Hashing password for outgoing WS-Security header parameters in REST web service request

Hi,

We are developing a REST web service based on an existing SOAP service that uses Outgoing WS-security authentication.

We want to add the nonce and password digest to the REST request as header parameters.

I am using SoapUI NG to create my test cases.

I can't see a way of applying these from the WS-Config like you can in a Soap request so I want to create a Groovy script to generate these.

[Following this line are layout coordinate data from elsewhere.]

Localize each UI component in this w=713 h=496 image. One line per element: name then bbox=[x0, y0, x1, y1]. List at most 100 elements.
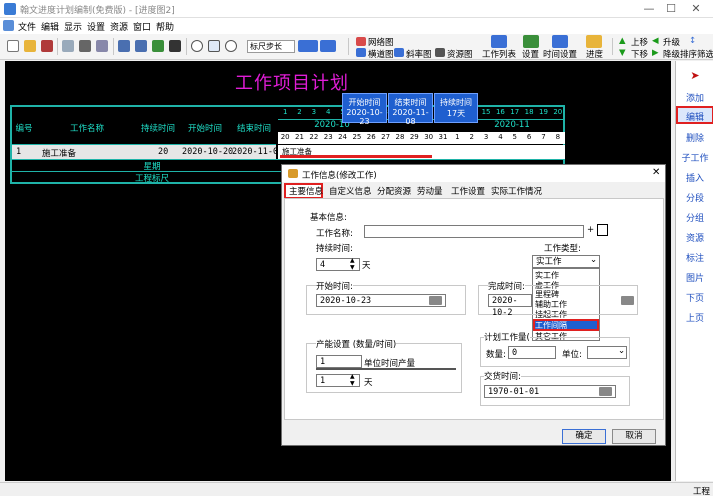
browse-icon[interactable] bbox=[597, 224, 608, 236]
arrow-right-icon[interactable]: ▶ bbox=[652, 48, 659, 58]
finish-label: 完成时间: bbox=[488, 280, 525, 292]
settings-button[interactable]: 设置 bbox=[522, 48, 539, 60]
pointer-icon[interactable]: ➤ bbox=[676, 69, 713, 82]
edit-button[interactable]: 编辑 bbox=[676, 110, 713, 123]
capacity-spinner-icon[interactable]: ▲ ▼ bbox=[350, 373, 355, 387]
resource-button[interactable]: 资源 bbox=[676, 231, 713, 244]
task-name-input[interactable] bbox=[364, 225, 584, 238]
resource-chart-icon[interactable] bbox=[435, 48, 445, 57]
close-button[interactable]: ✕ bbox=[686, 2, 706, 16]
chevron-down-icon[interactable]: ⌄ bbox=[618, 346, 625, 356]
image-button[interactable]: 图片 bbox=[676, 271, 713, 284]
save-icon[interactable] bbox=[41, 40, 53, 52]
calendar-icon[interactable] bbox=[621, 296, 634, 305]
next-page-button[interactable]: 下页 bbox=[676, 291, 713, 304]
ok-button[interactable]: 确定 bbox=[562, 429, 606, 444]
network-chart-button[interactable]: 网络图 bbox=[368, 36, 394, 48]
arrow-down-icon[interactable]: ▼ bbox=[619, 48, 626, 58]
day-bottom: 26 bbox=[366, 133, 376, 141]
subtask-button[interactable]: 子工作 bbox=[676, 151, 713, 164]
delete-button[interactable]: 删除 bbox=[676, 131, 713, 144]
menu-settings[interactable]: 设置 bbox=[87, 20, 105, 33]
arrow-left-icon[interactable]: ◀ bbox=[652, 36, 659, 46]
popup-end: 结束时间 2020-11-08 bbox=[388, 93, 433, 126]
segment-button[interactable]: 分段 bbox=[676, 191, 713, 204]
option-interval[interactable]: 工作间隔 bbox=[535, 320, 567, 331]
tab-assign-resource[interactable]: 分配资源 bbox=[374, 184, 414, 197]
task-list-button[interactable]: 工作列表 bbox=[482, 48, 516, 60]
distribute-icon[interactable] bbox=[320, 40, 336, 52]
chevron-down-icon[interactable]: ⌄ bbox=[590, 255, 597, 265]
move-up-button[interactable]: 上移 bbox=[631, 36, 648, 48]
qty-input[interactable]: 0 bbox=[508, 346, 556, 359]
open-icon[interactable] bbox=[24, 40, 36, 52]
finish-date-input[interactable]: 2020-10-2 bbox=[488, 294, 532, 318]
menu-window[interactable]: 窗口 bbox=[133, 20, 151, 33]
gantt-bar[interactable] bbox=[280, 155, 432, 158]
settings-icon[interactable] bbox=[523, 35, 539, 48]
sort-icon[interactable]: ↕ bbox=[689, 36, 696, 46]
row-end: 2020-11-08 bbox=[232, 147, 284, 157]
sort-filter-button[interactable]: 排序筛选 bbox=[680, 48, 713, 60]
menu-help[interactable]: 帮助 bbox=[156, 20, 174, 33]
day-top: 18 bbox=[524, 108, 534, 116]
toolbar-divider bbox=[348, 38, 349, 55]
capacity-input[interactable]: 1 bbox=[316, 355, 362, 368]
annotate-button[interactable]: 标注 bbox=[676, 251, 713, 264]
calendar-icon[interactable] bbox=[429, 296, 442, 305]
menu-resources[interactable]: 资源 bbox=[110, 20, 128, 33]
toolbar-divider bbox=[186, 38, 187, 55]
export-icon[interactable] bbox=[96, 40, 108, 52]
zoom-out-icon[interactable] bbox=[191, 40, 203, 52]
network-chart-icon[interactable] bbox=[356, 37, 366, 46]
downgrade-button[interactable]: 降级 bbox=[663, 48, 680, 60]
add-button[interactable]: 添加 bbox=[676, 91, 713, 104]
delivery-date-input[interactable]: 1970-01-01 bbox=[484, 385, 616, 398]
actual-size-icon[interactable] bbox=[208, 40, 220, 52]
menu-view[interactable]: 显示 bbox=[64, 20, 82, 33]
new-icon[interactable] bbox=[7, 40, 19, 52]
time-settings-icon[interactable] bbox=[552, 35, 568, 48]
maximize-button[interactable]: ☐ bbox=[661, 2, 681, 16]
preview-icon[interactable] bbox=[62, 40, 74, 52]
menu-file[interactable]: 文件 bbox=[18, 20, 36, 33]
zoom-in-icon[interactable] bbox=[225, 40, 237, 52]
resource-chart-button[interactable]: 资源图 bbox=[447, 48, 473, 60]
redo-icon[interactable] bbox=[135, 40, 147, 52]
copy-icon[interactable] bbox=[152, 40, 164, 52]
gantt-chart-button[interactable]: 横道图 bbox=[368, 48, 394, 60]
insert-button[interactable]: 插入 bbox=[676, 171, 713, 184]
align-icon[interactable] bbox=[298, 40, 318, 52]
day-bottom: 3 bbox=[483, 133, 489, 141]
minimize-button[interactable]: — bbox=[639, 2, 659, 16]
calendar-icon[interactable] bbox=[599, 387, 612, 396]
move-down-button[interactable]: 下移 bbox=[631, 48, 648, 60]
prev-page-button[interactable]: 上页 bbox=[676, 311, 713, 324]
dialog-close-icon[interactable]: ✕ bbox=[652, 167, 660, 178]
day-bottom: 22 bbox=[309, 133, 319, 141]
print-icon[interactable] bbox=[79, 40, 91, 52]
cancel-button[interactable]: 取消 bbox=[612, 429, 656, 444]
scale-step-select[interactable]: 标尺步长 bbox=[247, 40, 295, 53]
arrow-up-icon[interactable]: ▲ bbox=[619, 36, 626, 46]
tab-main[interactable]: 主要信息 bbox=[286, 184, 326, 197]
month-label: 2020-11 bbox=[494, 120, 530, 130]
duration-spinner-icon[interactable]: ▲ ▼ bbox=[350, 257, 355, 271]
upgrade-button[interactable]: 升级 bbox=[663, 36, 680, 48]
group-button[interactable]: 分组 bbox=[676, 211, 713, 224]
progress-icon[interactable] bbox=[586, 35, 602, 48]
tab-actual-work[interactable]: 实际工作情况 bbox=[488, 184, 545, 197]
cut-icon[interactable] bbox=[169, 40, 181, 52]
tab-custom[interactable]: 自定义信息 bbox=[326, 184, 375, 197]
start-date-input[interactable]: 2020-10-23 bbox=[316, 294, 446, 307]
undo-icon[interactable] bbox=[118, 40, 130, 52]
tab-task-settings[interactable]: 工作设置 bbox=[448, 184, 488, 197]
progress-button[interactable]: 进度 bbox=[586, 48, 603, 60]
menu-edit[interactable]: 编辑 bbox=[41, 20, 59, 33]
diagonal-chart-icon[interactable] bbox=[394, 48, 404, 57]
gantt-chart-icon[interactable] bbox=[356, 48, 366, 57]
time-settings-button[interactable]: 时间设置 bbox=[543, 48, 577, 60]
diagonal-chart-button[interactable]: 斜率图 bbox=[406, 48, 432, 60]
task-list-icon[interactable] bbox=[491, 35, 507, 48]
tab-labor[interactable]: 劳动量 bbox=[414, 184, 446, 197]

My code below doesn't work, due to the line where it creates the hashedPW.

    import java.security.*
    String  password = "DUMMYPW"
    created = "2017-02-27T16:28:49Z"
    nonce = "368664078"

    HashedPassword = MessageDigest.getInstance("SHA-1").digest(password.getBytes("UTF-8")).encodeBase64().toString()

    PasswordDigest = MessageDigest.getInstance("SHA-1").digest((nonce+created+HashedPassword).getBytes("UTF-    8")).encodeBase64().toString()
    EncodedNonce = nonce.getBytes("UTF-8").encodeBase64()

    log.info "PasswordDigest is " +PasswordDigest
    log.info "Encoded Nonce is " +EncodedNonce

I have the equivalent code in Python which when I apply the values to the REST request result in successful authentication.

So basically I want to know what the groovy equivalent to this Python code would be ..

    hashedpassword = sha.new(password).digest()

This causes the password string 'Password1*' to be hashed as ±w”=¶witØÿÒꀣñµ¨¥.

Any help would be greatly appreciated.